Elle souligne en outre que les articles 5 des statuts et 6 du règlement intérieur autorisent le conseil d’administration soit directement, soit par l’intermédiaire d’une commission désignée par lui de statuer ; qu’en l’espèce, comme le mentionne la lettre de convocation de M. [B] (pièce 3 adverse), c’est la commission de discipline qui a prononcé la sanction conformément aux dispositions de l’article 6 du règlement intérieur (pièce 2 adverse). Il s’ensuit, selon elle, que les statuts et le règlement intérieur ont été respectés. Elle observe que l’article 10 des statuts précise que le bureau directeur est l’organisme d’exécution du conseil d’administration dont il détient les pouvoirs (pièce adverse 1) et que le président du bureau de l’association pouvait valablement rédiger le courrier l’informant de la décision d’exclusion prise par la commission et ce, peu important, que l’information relative à la décision prise par la commission soit ensuite notifiée par le Président du bureau, par ailleurs président de la commission de discipline, cet état de chose n’entraînant au demeurant aucun grief.

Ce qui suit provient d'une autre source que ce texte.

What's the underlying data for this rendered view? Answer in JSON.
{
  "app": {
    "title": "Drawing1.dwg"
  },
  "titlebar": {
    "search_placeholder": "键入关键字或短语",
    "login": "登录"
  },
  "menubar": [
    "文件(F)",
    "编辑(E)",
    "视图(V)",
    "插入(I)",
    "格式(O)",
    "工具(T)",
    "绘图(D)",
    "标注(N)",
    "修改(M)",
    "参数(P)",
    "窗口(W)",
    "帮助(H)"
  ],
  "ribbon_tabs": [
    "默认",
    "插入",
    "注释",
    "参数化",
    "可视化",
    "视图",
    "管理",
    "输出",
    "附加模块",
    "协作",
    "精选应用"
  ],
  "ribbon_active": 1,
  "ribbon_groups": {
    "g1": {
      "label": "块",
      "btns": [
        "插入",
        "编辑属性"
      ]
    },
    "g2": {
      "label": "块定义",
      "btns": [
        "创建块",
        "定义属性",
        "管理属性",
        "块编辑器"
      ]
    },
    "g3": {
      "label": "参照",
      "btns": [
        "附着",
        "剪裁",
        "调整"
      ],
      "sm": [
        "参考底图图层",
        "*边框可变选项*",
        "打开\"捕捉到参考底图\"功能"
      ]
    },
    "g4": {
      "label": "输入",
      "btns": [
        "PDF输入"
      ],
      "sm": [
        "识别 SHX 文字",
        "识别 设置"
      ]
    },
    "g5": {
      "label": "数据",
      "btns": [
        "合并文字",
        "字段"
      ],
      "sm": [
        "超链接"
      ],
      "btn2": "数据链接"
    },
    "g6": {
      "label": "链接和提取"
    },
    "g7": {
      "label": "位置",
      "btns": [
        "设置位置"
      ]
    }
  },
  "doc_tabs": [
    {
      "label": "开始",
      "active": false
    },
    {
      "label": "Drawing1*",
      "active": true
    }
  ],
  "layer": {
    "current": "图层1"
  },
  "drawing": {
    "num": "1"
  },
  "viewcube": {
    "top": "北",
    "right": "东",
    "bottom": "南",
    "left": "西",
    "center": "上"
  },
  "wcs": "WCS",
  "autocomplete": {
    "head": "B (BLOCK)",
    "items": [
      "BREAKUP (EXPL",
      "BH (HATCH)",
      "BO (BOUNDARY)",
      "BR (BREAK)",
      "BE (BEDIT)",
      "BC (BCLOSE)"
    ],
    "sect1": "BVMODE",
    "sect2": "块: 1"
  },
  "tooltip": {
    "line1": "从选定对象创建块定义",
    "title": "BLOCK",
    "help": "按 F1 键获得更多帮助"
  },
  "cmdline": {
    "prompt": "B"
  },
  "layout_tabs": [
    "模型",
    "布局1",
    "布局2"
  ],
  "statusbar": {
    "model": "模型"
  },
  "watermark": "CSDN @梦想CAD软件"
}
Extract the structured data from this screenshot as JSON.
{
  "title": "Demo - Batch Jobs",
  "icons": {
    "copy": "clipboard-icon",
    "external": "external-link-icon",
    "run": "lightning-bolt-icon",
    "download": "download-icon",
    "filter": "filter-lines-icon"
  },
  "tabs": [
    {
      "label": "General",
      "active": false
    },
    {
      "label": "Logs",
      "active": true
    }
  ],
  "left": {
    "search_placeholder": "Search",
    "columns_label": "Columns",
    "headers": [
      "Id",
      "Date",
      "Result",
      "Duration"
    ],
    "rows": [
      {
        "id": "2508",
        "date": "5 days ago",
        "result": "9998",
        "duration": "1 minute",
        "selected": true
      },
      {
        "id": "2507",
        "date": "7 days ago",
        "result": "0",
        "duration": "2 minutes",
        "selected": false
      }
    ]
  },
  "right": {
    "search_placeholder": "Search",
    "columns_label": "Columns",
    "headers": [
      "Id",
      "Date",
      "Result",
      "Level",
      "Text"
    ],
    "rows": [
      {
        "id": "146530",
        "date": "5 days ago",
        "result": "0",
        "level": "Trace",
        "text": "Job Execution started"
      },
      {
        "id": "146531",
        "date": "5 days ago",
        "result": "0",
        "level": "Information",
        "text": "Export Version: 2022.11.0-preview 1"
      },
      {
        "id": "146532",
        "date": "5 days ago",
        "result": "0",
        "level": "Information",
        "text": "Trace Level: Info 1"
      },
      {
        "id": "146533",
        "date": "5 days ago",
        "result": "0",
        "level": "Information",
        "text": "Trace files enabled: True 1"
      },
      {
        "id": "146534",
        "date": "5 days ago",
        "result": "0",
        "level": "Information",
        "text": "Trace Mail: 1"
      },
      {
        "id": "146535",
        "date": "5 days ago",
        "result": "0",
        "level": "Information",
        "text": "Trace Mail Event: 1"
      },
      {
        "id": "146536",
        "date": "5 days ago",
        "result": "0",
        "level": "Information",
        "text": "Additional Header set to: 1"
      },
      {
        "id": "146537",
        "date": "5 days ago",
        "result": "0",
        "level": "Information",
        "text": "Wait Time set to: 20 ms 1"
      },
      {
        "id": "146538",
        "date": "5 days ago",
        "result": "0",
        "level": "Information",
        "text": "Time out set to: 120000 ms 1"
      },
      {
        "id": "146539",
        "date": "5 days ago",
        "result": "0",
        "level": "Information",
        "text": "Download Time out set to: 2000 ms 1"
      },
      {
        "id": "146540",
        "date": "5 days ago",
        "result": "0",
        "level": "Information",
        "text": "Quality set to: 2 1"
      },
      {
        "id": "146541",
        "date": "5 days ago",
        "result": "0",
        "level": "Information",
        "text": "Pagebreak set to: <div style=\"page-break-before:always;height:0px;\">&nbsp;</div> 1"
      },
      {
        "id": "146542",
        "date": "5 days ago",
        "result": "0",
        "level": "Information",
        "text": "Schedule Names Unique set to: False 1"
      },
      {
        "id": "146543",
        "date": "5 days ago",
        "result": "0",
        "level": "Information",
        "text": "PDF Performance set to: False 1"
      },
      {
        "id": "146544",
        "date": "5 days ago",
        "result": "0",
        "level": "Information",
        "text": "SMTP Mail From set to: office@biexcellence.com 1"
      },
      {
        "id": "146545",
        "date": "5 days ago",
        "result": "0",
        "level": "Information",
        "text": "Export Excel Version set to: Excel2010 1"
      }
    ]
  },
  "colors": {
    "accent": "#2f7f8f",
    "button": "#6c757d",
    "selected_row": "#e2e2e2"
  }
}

S’agissant de la mesure conservatoire, l’association fait valoir que le président d’une association peut légitimement prendre toute mesure conservatoire dans le silence des statuts et du règlement intérieur (Com., 4 décembre 2019, pourvoi n° 17-31.094) et qu’en l’espèce, il en a été ainsi ce qui a été expressément indiqué dans la lettre de convocation du 27 avril 2016, confirmée par la commission de discipline de sorte que le grief de double sanction n’est pas fondé. L’association ajoute que cette décision prise à titre conservatoire était justifiée puisque l’entretien s’est déroulé le 17 avril et que le vol était prévu le 19 avril.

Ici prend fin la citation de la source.